Absolutely bloody right.

The damnable thing can go to hell in a hand basket and I’m quite content with my old Mum’s Duofold, a bottle of Royal Blue and a sheaf of Smythsons. Even better one can escape the confines of one’s study and venture forth in search of adventure and intrigue.

All of which brings me to where I sit as I write old chum. Fifty feet below a beaux-arts nineteenth century intricately carved wood ceiling featuring cherubim and fauna galore along with three colossal murals in the style of the classics (recently done so I suppose we’re lucky they don’t advertise bottles of pop or fags). A full two blocks from wall to wall (about the size of Selfridges in old money), through the vast arched windows I can see Manhattan’s sky line and storm clouds coming in from the Atlantic. As Reading Rooms go it’s not the British Museum, but the New York Public Library isn’t half bad for the colonies. Sorry ex-colonies, keep forgetting.

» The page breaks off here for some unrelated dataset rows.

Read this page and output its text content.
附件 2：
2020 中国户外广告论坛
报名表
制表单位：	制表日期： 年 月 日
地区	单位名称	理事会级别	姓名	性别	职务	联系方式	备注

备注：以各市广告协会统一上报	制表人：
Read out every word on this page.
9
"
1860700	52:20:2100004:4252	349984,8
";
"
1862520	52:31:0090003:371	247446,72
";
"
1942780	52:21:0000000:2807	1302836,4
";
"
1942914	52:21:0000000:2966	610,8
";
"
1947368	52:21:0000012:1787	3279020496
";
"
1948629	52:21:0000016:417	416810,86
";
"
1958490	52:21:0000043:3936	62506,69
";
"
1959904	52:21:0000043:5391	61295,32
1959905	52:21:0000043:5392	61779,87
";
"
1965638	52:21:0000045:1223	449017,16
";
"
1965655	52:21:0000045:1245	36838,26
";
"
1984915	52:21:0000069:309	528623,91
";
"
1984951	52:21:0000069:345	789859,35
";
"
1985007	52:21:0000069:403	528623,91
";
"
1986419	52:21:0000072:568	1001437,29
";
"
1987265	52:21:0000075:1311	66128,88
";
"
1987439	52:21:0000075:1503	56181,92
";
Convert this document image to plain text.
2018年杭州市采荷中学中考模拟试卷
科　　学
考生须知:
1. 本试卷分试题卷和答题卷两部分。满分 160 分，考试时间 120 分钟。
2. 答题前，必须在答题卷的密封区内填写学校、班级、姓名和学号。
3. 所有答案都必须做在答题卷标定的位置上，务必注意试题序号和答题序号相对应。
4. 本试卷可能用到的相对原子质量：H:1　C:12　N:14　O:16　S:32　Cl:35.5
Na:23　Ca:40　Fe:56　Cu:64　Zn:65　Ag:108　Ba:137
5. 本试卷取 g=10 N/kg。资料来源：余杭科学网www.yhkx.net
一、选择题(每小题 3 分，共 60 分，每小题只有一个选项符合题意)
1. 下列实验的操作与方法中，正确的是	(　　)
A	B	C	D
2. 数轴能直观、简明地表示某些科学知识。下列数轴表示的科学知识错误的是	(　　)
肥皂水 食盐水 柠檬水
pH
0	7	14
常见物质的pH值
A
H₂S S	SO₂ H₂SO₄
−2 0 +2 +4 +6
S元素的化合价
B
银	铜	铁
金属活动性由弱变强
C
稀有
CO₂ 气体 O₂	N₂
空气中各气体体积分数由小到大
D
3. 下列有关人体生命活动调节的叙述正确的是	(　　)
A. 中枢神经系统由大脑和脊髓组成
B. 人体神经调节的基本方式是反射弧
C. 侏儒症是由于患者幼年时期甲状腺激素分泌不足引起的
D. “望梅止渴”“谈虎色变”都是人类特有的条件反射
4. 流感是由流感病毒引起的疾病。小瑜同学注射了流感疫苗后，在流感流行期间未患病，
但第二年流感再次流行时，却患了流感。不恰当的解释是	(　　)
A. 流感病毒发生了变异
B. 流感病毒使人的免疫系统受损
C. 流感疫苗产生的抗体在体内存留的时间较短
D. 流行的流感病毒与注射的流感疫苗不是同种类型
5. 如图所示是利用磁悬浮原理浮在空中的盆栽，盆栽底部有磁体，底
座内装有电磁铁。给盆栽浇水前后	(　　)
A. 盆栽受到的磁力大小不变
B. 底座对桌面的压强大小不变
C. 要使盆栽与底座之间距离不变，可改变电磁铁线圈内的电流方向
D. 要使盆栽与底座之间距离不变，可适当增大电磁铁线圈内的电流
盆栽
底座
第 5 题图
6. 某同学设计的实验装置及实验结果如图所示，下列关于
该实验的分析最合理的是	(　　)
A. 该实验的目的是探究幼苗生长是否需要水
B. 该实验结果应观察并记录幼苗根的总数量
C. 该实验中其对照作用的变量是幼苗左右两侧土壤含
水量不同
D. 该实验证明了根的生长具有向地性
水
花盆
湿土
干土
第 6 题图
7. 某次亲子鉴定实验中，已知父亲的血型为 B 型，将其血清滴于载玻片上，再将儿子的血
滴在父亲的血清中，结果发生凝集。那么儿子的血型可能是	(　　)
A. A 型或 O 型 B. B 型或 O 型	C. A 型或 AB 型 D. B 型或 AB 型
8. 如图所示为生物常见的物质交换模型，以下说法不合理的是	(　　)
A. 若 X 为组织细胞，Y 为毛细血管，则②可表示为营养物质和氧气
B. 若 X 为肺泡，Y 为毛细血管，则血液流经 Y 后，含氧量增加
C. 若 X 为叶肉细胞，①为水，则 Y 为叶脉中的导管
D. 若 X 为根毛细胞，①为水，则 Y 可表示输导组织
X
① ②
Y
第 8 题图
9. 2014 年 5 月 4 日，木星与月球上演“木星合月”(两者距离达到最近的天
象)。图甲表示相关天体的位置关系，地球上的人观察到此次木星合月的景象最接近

So now, dozing lightly, I shall listen to the rustle of ancient parchment and the tinkle of tiny raindrops. One might almost be in Albion.

England’s Dreaming,

S

P.S. Chap just suggested relocating to SH for the afternoon. Not on, I had to tell him. The brogues are fine in a mere deluge of torrential rain but soggy carpets’ll ruin the carefully cultivated country patina I brought back from Wiltshire.